You can store the newly-built trie to a file by using dastrie::builder::write. This method outputs the trie to a binary stream (std::ostream).

std::ofstream ofs("sample.db", std::ios::binary);

Accessing a trie

The class dastrie::trie provides the read access to a trie. The first template argument specifies the value type of a trie, and the second argument customizes the double array.
dastrie::trie<value_type, traits_type>
The value type and traits for dastrie::trie are required to be the same as those specified for dastrie::builder.

This example defines a trie class trie_type that can access records whose values are represented by int.
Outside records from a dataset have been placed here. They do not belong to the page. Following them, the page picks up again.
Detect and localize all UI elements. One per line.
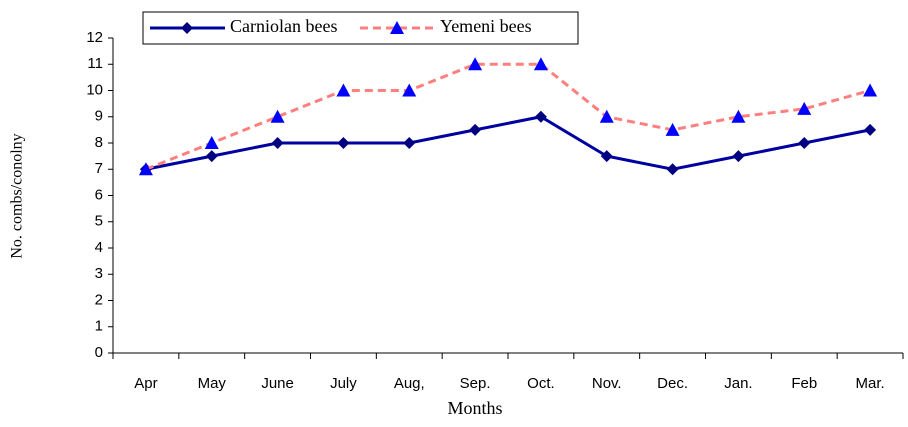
series-line (145, 62, 871, 171)
y-tick-label: 10 (86, 81, 103, 98)
y-tick-label: 7 (95, 160, 103, 177)
data-point (797, 101, 812, 115)
data-point (205, 150, 218, 163)
x-tick-label: Aug, (394, 375, 425, 392)
x-tick-label: Feb (791, 375, 817, 392)
data-point (402, 83, 417, 97)
x-tick-label: Dec. (657, 375, 688, 392)
legend-label: Yemeni bees (440, 16, 532, 36)
x-tick-label: June (261, 375, 294, 392)
x-tick-label: Nov. (592, 375, 622, 392)
x-tick-label: Apr (134, 375, 157, 392)
y-tick-label: 8 (95, 134, 103, 151)
y-axis-label: No. combs/conolny (9, 133, 26, 258)
x-tick-label: Mar. (855, 375, 884, 392)
data-point (403, 137, 416, 149)
data-point (336, 83, 351, 97)
legend-marker (181, 22, 193, 34)
y-tick-label: 12 (86, 29, 103, 46)
y-tick-label: 11 (87, 55, 103, 72)
y-tick-label: 5 (95, 213, 103, 230)
data-point (270, 109, 285, 123)
data-point (599, 109, 614, 123)
data-point (665, 122, 680, 136)
y-tick-label: 4 (95, 239, 103, 256)
series-line (145, 115, 871, 171)
data-point (533, 57, 548, 71)
data-point (204, 136, 219, 149)
x-tick-label: July (330, 375, 357, 392)
data-point (731, 109, 746, 123)
x-tick-label: Oct. (527, 375, 555, 392)
data-point (864, 123, 877, 136)
data-point (798, 137, 811, 149)
y-tick-label: 3 (95, 265, 103, 282)
data-point (469, 123, 482, 136)
data-point (666, 163, 679, 176)
y-tick-label: 2 (95, 291, 103, 308)
legend-label: Carniolan bees (230, 16, 337, 36)
legend-marker (390, 21, 404, 34)
y-tick-label: 0 (95, 344, 103, 361)
data-point (138, 162, 153, 176)
y-tick-label: 1 (95, 318, 103, 335)
data-point (271, 137, 284, 149)
data-point (863, 83, 878, 97)
data-point (534, 110, 547, 123)
data-point (600, 150, 613, 163)
data-point (337, 137, 350, 149)
x-tick-label: Jan. (724, 375, 752, 392)
x-tick-label: May (198, 375, 227, 392)
y-tick-label: 9 (95, 108, 103, 125)
data-point (732, 150, 745, 163)
data-point (468, 57, 483, 71)
x-tick-label: Sep. (460, 375, 491, 392)
y-tick-label: 6 (95, 186, 103, 203)
x-axis-label: Months (447, 398, 502, 418)
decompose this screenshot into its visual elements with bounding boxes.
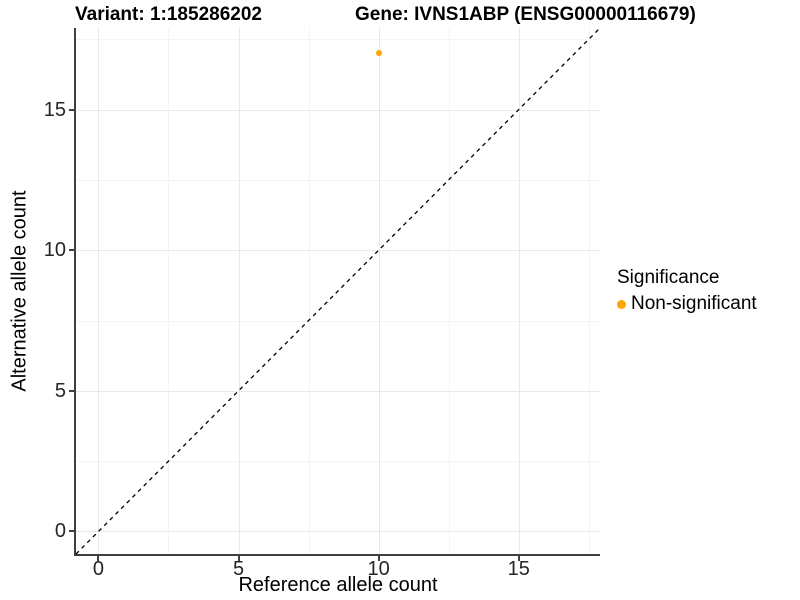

typedef dastrie::trie<int> trie_type;

The class dastrie::trie can read a trie structure from an input stream; the dastrie::trie::read() function prepares a trie from an input stream (std::istream). This example reads a trie from an input stream.

std::ifstream ifs("sample.db", std::ios::binary);
trie_type trie;

Alternatively, you can read a trie structure from a memory block by using the dastrie::trie::assign() function. This function may be useful when you would like to use mmap() API for reading a trie.

Now you are ready to access the trie. Please refer to the sample code for retrieving a record (dastrie::trie::get() and dastrie::trie::find()), checking the existence of a record (dastrie::trie::in()), and retrieving records that are prefixes of keys (dastrie::trie::prefix()).